あらすじ
敏腕新聞記者と愛嬌たっぷりの“相棒”が、幕末から明治にまたがる謎を追う!
『明治乙女物語』で松本清張賞を受賞した著者の受賞第一作
明治維新前夜――。
妻、幼子とともに馬車に乗っていた一人の英国商人が、横浜で三人の侍に斬殺される事件が起きた。
三人は「攘夷なり!」と叫ぶや逃走し、その行方は杳として知れなかった。
17年後、銀座で一人の馭者が、何者かに狙撃され死亡した。
彼はこときれる前、「青い眼の幼子……」とのみ言葉を発したという。その意味するところは何か?
開化日報記者の片桐は14歳の探訪員見習い“直太郎”とともに、幕末から明治にまたがる謎を追う。
やがて明らかとなる驚くべき事実とは!?
松本清張賞受賞第一作の本格歴史ミステリー
感情タグBEST3
Posted by ブクログ
それほど期待せずに読んだが、意外と面白かった。
幕末の横浜、期せずして異国の商人を斬ってしまった浪人三人組。事件は未解決のまま明治16年の本編へ突入。
鉄道馬車の馭者が何者かに撃たれ殺される事件が発生。新聞記者の片桐と情報屋見習いの直、そして後の大山捨松が事件の真相に挑む。
分かりやすい構図かと思っていたら、終盤になるにつれミステリアスな方向へ。
社会が激変した時代だけに登場人物たちの前身や人生ドラマも興味深く、こうした事件やドラマもたくさんあったのだろうなと思えた。
直が健気で素直で愛らしく、幸せになって欲しいと思いながら読んだ。
Posted by ブクログ
大政奉還前年、開港地横浜の夜道で外国人居留地に住む英国商人が3人連れの武士に殺害された。犯人は闇に紛れ、ついに捕らわれることがなかった。
17年後、明治16年の初夏、銀座煉瓦街で鉄道馬車の馭者が狙撃され、「青い目の子・・・」という言葉を残して逝った。
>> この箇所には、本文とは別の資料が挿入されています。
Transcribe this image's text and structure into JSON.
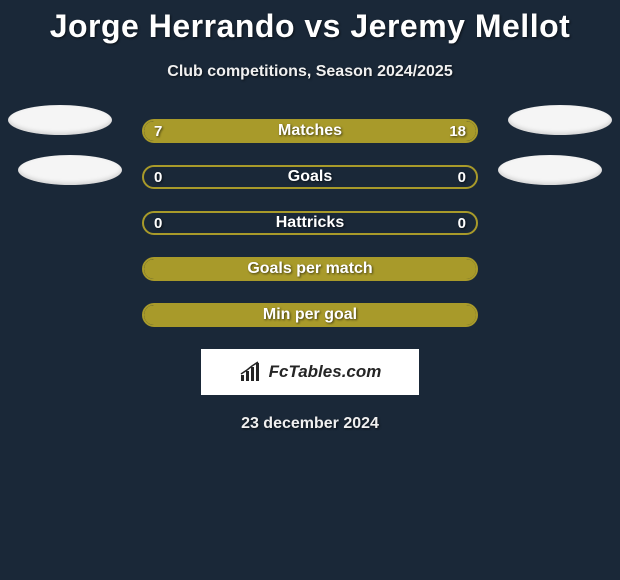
{
  "title": "Jorge Herrando vs Jeremy Mellot",
  "subtitle": "Club competitions, Season 2024/2025",
  "date": "23 december 2024",
  "logo_text": "FcTables.com",
  "colors": {
    "background": "#1a2838",
    "accent": "#a89a2a",
    "avatar": "#f5f5f5",
    "logo_bg": "#ffffff",
    "logo_text": "#252525"
  },
  "stats": [
    {
      "label": "Matches",
      "left_val": "7",
      "right_val": "18",
      "left_fill_pct": 28,
      "right_fill_pct": 72,
      "left_color": "#a89a2a",
      "right_color": "#a89a2a",
      "border_color": "#a89a2a"
    },
    {
      "label": "Goals",
      "left_val": "0",
      "right_val": "0",
      "left_fill_pct": 0,
      "right_fill_pct": 0,
      "left_color": "#a89a2a",
      "right_color": "#a89a2a",
      "border_color": "#a89a2a"
    },
    {
      "label": "Hattricks",
      "left_val": "0",
      "right_val": "0",
      "left_fill_pct": 0,
      "right_fill_pct": 0,
      "left_color": "#a89a2a",
      "right_color": "#a89a2a",
      "border_color": "#a89a2a"
    },
    {
      "label": "Goals per match",
      "left_val": "",
      "right_val": "",
      "left_fill_pct": 100,
      "right_fill_pct": 0,
      "left_color": "#a89a2a",
      "right_color": "#a89a2a",
      "border_color": "#a89a2a"
    },
    {
      "label": "Min per goal",
      "left_val": "",
      "right_val": "",
      "left_fill_pct": 100,
      "right_fill_pct": 0,
      "left_color": "#a89a2a",
      "right_color": "#a89a2a",
      "border_color": "#a89a2a"
    }
  ]
}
開化日報社の敏腕記者・片桐と記者志望の幼い相棒・直が、事件の真相を探るべく動き出すとき、歴史の渦に沈んだ17年前の事件が再び世間の耳目を集めることとなる・・・
面白かった~!
人力車と馬車、長屋と煉瓦の家、着物と洋服など、この時代の混沌や、維新を経験した大人たちがそれぞれに抱えた鬱屈、そして新しい時代への期待感、そんな時代背景が軽妙なやり取りの中にうまく盛り込まれながら、ミステリー要素も失われない。読み進めるのが楽しくて仕方がなかった。
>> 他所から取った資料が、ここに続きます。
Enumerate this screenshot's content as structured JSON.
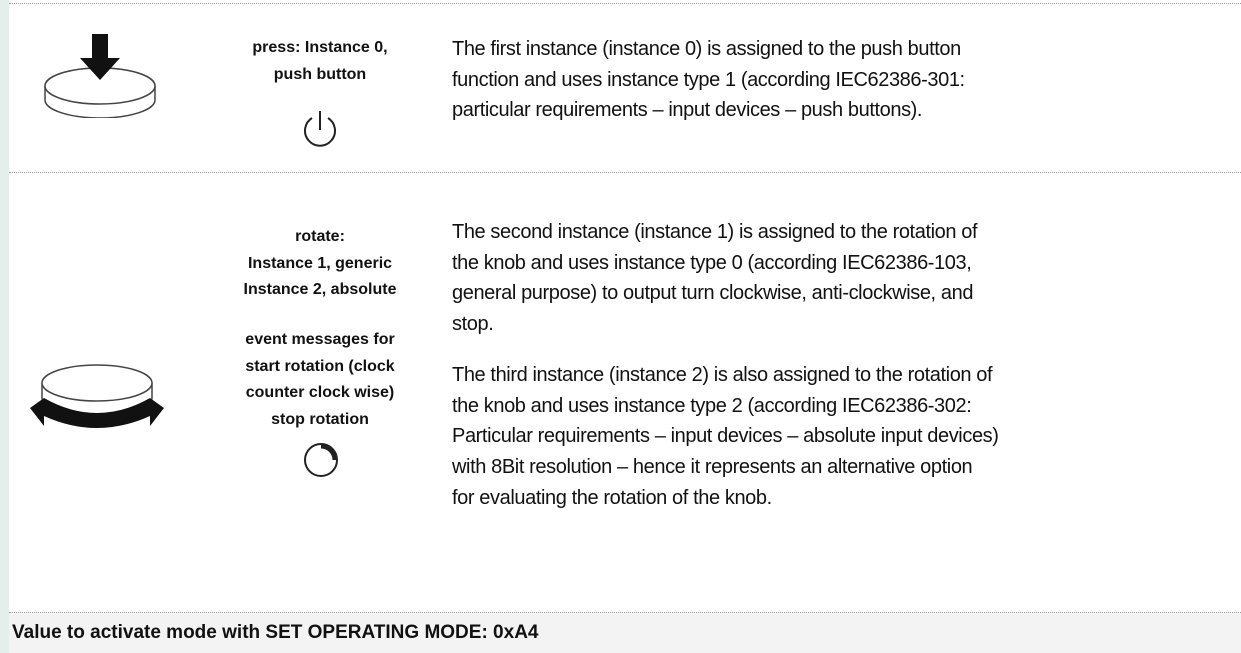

岩倉具視使節団として津田梅子らと共に米国留学したという実在の女性・山川捨松が片桐たちと共に真相究明に奔走するという、フィクションとノンフィクションが入り混じった設定もなかなか面白い。
会津藩士としてつらい過去を抱えながらも相棒の直に優しい目を向ける片桐、家庭の貧困から小学校にも行けず記者見習いとして働く直、日本語より英語が得意で変な日本語を話す捨松、イケメン人力車夫・久蔵、アウトロー的な警部補・藤原・・・登場人物が皆魅力的なのもいい。
狙撃事件の真相が少しづつ明らかになるにつれて、17年前の事件の影が濃くなっていく。
軽妙なタッチで描きながらも、時代を背景にした重い内容も盛り込まれ、終章での片桐の戊辰戦争への慟哭は胸を衝く。
個人的にこの時代背景が好きということを差し引いても、全体としてとてもバランスのいい作品でした。